In his third and fourth points, Appellant alleges that there was no evidence or insufficient evidence to prove that his threat would ordinarily cause action by an official agency.

After Appellant made the threat and left the front office, Anderson alerted Hodge. Hodge testified that she is a police officer with the Fort Worth Police Department who was assigned to the school as a School Initiative Officer. Hodge also testified that the Fort Worth Police Department is an official agency that deals with emergencies. After Hodge was contacted by Anderson, she conducted an investigation, in which she took statements from Jackson and Anderson, talked to Appellant, and wrote a report.

Appellant does not argue that his comment did not cause action by Hodge, instead Appellant contends that his statement did not cause action by any official other than Hodge. Appellant argues that Hodge, as a campus police officer who is involved several times a month in handling incidents at school, is not the type of official contemplated by section 42.06(a)(1). We disagree.

Apparently, Appellant contends that Hodge’s investigation would be enough proof that Appellant’s threats caused action on the part of an official agency if she were assigned to the station house instead of the school house. However, we find this argument to be outside the parameters of section 42.06(a)(1). The penal code merely provides that the statement would ordinarily “cause action by an official or volunteer agency organized to deal with emergencies.” Tex. Penal Code Ann. § 42.06(a)(1). This section does not differentiate among the locations of the officials at the time the statement is made. As Hodge testified, she was stationed to the campus to enforce the law. The fact that Hodge is assigned to the campus instead of the station house should not be a consideration in whether Appellant’s threats caused Hodge to act.
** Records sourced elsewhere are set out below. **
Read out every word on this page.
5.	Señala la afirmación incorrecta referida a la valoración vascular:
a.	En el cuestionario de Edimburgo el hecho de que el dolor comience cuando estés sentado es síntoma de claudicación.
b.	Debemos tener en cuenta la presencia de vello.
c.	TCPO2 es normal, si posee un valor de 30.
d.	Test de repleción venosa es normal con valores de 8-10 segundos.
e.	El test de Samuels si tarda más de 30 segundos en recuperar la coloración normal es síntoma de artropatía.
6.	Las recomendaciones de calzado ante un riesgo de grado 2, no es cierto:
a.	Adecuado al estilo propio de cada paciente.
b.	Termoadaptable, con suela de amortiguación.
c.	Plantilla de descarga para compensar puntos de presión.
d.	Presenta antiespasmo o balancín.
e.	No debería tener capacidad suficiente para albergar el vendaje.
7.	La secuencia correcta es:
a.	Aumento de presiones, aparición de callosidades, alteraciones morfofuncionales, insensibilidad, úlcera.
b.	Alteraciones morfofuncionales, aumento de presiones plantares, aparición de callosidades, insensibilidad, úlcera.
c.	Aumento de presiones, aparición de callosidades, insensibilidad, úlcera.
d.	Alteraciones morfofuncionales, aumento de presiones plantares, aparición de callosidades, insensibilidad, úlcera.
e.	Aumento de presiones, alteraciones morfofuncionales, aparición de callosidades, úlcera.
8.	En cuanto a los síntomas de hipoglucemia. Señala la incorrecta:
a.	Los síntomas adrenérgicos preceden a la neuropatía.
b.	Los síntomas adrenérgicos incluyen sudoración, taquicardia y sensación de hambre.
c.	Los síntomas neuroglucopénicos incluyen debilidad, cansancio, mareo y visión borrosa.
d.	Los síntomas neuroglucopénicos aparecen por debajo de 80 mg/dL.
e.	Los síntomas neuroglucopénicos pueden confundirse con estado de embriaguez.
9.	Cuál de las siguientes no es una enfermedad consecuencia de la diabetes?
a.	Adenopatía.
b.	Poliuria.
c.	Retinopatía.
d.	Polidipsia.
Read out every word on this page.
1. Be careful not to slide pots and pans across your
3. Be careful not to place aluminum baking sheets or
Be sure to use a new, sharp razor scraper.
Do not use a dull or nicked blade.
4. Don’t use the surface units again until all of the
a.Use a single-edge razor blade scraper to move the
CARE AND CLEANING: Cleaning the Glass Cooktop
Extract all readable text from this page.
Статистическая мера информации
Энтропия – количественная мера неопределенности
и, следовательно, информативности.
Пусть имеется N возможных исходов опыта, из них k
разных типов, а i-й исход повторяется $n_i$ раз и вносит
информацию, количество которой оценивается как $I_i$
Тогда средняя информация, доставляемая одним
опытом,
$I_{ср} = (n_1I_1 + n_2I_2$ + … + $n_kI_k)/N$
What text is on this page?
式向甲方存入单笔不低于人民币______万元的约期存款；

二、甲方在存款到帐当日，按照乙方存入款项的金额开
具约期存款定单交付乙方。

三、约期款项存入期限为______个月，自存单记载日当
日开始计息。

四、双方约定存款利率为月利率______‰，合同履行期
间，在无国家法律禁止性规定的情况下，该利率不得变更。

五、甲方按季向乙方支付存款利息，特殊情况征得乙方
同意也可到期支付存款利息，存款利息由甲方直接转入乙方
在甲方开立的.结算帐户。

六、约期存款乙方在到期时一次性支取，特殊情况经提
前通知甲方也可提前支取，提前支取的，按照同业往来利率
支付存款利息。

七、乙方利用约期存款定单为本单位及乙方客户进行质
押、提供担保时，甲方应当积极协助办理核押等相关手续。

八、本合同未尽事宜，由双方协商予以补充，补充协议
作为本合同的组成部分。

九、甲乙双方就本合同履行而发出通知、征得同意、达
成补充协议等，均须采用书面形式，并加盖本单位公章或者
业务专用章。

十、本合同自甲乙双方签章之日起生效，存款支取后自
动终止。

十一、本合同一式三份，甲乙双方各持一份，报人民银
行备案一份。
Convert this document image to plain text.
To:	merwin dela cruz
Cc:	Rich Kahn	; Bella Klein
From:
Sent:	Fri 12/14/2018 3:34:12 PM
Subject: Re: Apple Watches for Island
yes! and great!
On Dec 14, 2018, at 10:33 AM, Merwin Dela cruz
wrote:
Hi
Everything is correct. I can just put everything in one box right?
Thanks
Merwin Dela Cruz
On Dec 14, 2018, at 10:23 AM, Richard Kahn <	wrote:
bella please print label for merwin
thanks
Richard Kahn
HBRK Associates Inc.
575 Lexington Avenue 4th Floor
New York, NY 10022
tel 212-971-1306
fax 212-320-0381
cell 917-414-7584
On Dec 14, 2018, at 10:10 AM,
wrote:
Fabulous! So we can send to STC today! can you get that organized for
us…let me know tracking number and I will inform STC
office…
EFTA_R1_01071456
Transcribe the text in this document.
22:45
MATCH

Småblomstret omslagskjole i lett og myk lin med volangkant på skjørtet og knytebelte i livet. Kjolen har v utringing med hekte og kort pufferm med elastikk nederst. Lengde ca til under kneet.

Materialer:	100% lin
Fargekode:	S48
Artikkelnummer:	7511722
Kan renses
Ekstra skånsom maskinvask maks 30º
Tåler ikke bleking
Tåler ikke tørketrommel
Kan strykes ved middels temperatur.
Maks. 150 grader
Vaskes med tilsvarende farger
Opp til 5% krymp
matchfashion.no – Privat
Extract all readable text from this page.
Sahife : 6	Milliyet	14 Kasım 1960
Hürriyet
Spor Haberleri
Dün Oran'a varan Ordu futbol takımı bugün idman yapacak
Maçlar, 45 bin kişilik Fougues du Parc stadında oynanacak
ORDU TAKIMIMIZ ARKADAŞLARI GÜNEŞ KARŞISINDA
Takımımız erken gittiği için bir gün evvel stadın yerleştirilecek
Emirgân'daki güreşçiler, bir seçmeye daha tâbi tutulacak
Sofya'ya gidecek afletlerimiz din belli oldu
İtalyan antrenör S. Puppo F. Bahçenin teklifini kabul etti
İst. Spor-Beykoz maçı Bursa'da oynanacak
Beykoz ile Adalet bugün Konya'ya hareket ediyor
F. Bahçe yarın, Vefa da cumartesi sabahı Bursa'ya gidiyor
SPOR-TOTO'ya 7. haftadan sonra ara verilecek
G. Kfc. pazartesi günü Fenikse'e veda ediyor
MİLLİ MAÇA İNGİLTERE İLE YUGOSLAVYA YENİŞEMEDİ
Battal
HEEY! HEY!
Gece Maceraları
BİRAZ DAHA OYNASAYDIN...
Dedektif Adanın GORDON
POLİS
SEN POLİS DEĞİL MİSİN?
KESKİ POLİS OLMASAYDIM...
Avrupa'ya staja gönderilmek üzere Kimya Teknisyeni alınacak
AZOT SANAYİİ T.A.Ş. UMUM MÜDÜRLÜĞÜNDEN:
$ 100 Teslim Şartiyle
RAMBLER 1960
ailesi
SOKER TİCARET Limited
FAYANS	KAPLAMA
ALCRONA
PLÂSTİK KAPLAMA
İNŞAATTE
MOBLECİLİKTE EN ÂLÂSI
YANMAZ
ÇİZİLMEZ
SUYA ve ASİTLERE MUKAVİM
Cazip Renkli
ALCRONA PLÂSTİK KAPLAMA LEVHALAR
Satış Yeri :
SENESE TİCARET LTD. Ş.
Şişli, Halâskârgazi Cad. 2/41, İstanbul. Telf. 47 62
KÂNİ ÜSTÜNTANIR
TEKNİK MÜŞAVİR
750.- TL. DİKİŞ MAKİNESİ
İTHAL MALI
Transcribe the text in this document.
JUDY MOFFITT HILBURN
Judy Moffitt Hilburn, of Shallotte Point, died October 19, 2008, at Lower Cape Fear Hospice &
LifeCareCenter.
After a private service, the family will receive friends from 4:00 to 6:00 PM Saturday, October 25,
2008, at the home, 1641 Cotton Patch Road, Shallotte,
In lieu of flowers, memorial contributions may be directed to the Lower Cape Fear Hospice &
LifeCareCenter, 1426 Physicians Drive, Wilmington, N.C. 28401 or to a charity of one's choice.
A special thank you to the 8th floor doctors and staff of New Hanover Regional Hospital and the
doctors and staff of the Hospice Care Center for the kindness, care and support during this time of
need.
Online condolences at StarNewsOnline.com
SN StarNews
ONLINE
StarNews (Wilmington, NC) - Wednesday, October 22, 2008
After a careful review of the record, we hold that there was some evidence to sup*293port the trial court’s ruling. Additionally, based on the record in this case, we cannot say that the trial court’s ruling is so against the great weight and preponderance of the evidence as to be clearly wrong and manifestly unjust. We overrule Appellant’s third and fourth points.

IV. CONCLUSION

Having overruled Appellant’s four points on appeal, we affirm the trial court’s judgment.

. While Appellant argues that the State had to prove that he knew the report was false and baseless, the State only alleged in their pleadings that Appellant knew the report was baseless.

. The State urges us to employ the civil standard of review in our determination of the legal sufficiency of the evidence to support a trial court’s adjudication of delinquency. We have recently held, however, that Jackson v. Virginia is the appropriate standard to utilize in analyzing whether the evidence is legally sufficient to show a juvenile engaged in delinquent conduct as alleged in the State’s petition. In re J.S., 35 S.W.3d 287, 292 (Tex.App.—Fort Worth 2001, no pet.).